There is no way that Obama can feasibly claim to have underestimated the rise of Islamic extremists in Syria when his administration has spent the past few years arming and training Islamic mercenaries in the region for the explicit purpose of conducting asymmetric warfare against the Syrian government. What did he think was eventually going to happen?

It's one thing to single out Clapper for criticism on national television -- which is bad enough as a deflection of responsibility -- but the president should have at least addressed some of the mitigating factors that go beyond a single person.

Obama has missed nearly 60 percent of his daily intelligence briefings since taking office in 2009, according to a new Government Accountability Institute report. This means one of two things: Either the briefings are so useless that Obama feels he can skip them and just copy someone's notes later, as if he were in college, or he's knowingly missing some good intel and is now trying to blame the professor for a failing grade in Syria 101.


If the White House website is indicative of Obama's top priorities, it's easy to see why he might have overlooked the rise of the Islamic State.

"We must do more to fight Ebola," reads one presidential item. "We have a moral obligation to lead the fight against carbon pollution," explains another. What's the big deal about jihadists in the Middle East when there's a risk of extra plant food (i.e., carbon dioxide) in the air, right?

Obama's possibly misplaced interests and priorities aside, legitimate problems with U.S. intelligence go much deeper than a single scapegoat.

Let's start with the U.S. Embassy in Baghdad. The largest embassy in the entire history of the planet cost $750 million to build and is now located just one hour away from the Islamic State's nearest stronghold. What exactly have the thousands of people working and living in this city-like complex -- complete with Olympic-sized pool, gym and other amenities -- been doing to keep tabs on what's happening elsewhere in Iraq? The place sounds a lot like the sort of Las Vegas resort hotel that offers little incentive to go outside and enter a desert environment.

No doubt there are spies working there under official cover, theoretically tasked with gathering intelligence about potential threats like the Islamic State. But where is the incentive to go cultivate sources and gather intelligence when air conditioning and ergonomic chairs beckon? To be effective, spies need to be outdoor cats, kicking tires and flipping over rocks relentlessly. How much of that was really going on in Iraq? Apparently, not nearly enough to have disrupted the most brutal Islamic extremist network before it overpowered the Iraqi army.

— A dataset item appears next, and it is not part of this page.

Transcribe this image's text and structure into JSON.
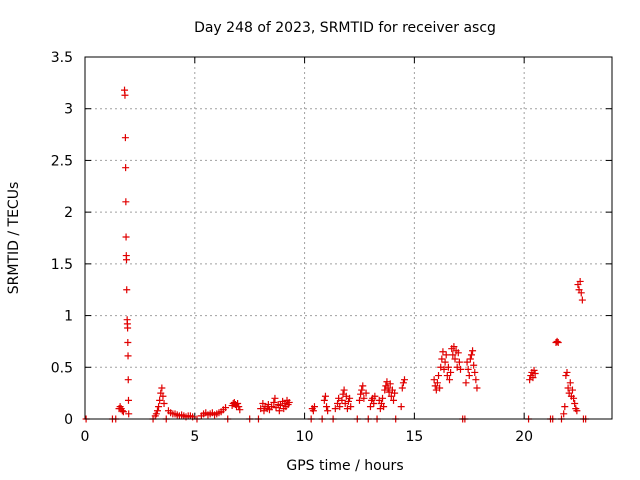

Another problem that seems to endlessly plague the U.S. intelligence community is its own bureaucracy. In the wake of the terrorist attacks of September 11, 2001, there was much debate over the lack of coordination and information-sharing between U.S. intelligence agencies. When the outcome of that discussion resulted in the creation of the director of national intelligence (DNI) position, critics argued that the intelligence agencies (like the National Security Agency, for example) reporting to the Department of Defense instead of to the DNI would result in a blind spot for the DNI -- particularly when the trend is toward a greater reliance on technology over information collected from human sources via more traditional tradecraft.

None of these issues are going to be addressed when a president can't seem to see the forest for the trees -- whether overlooking the rise of the Islamic State, or the glaring problems with the U.S. intelligence system.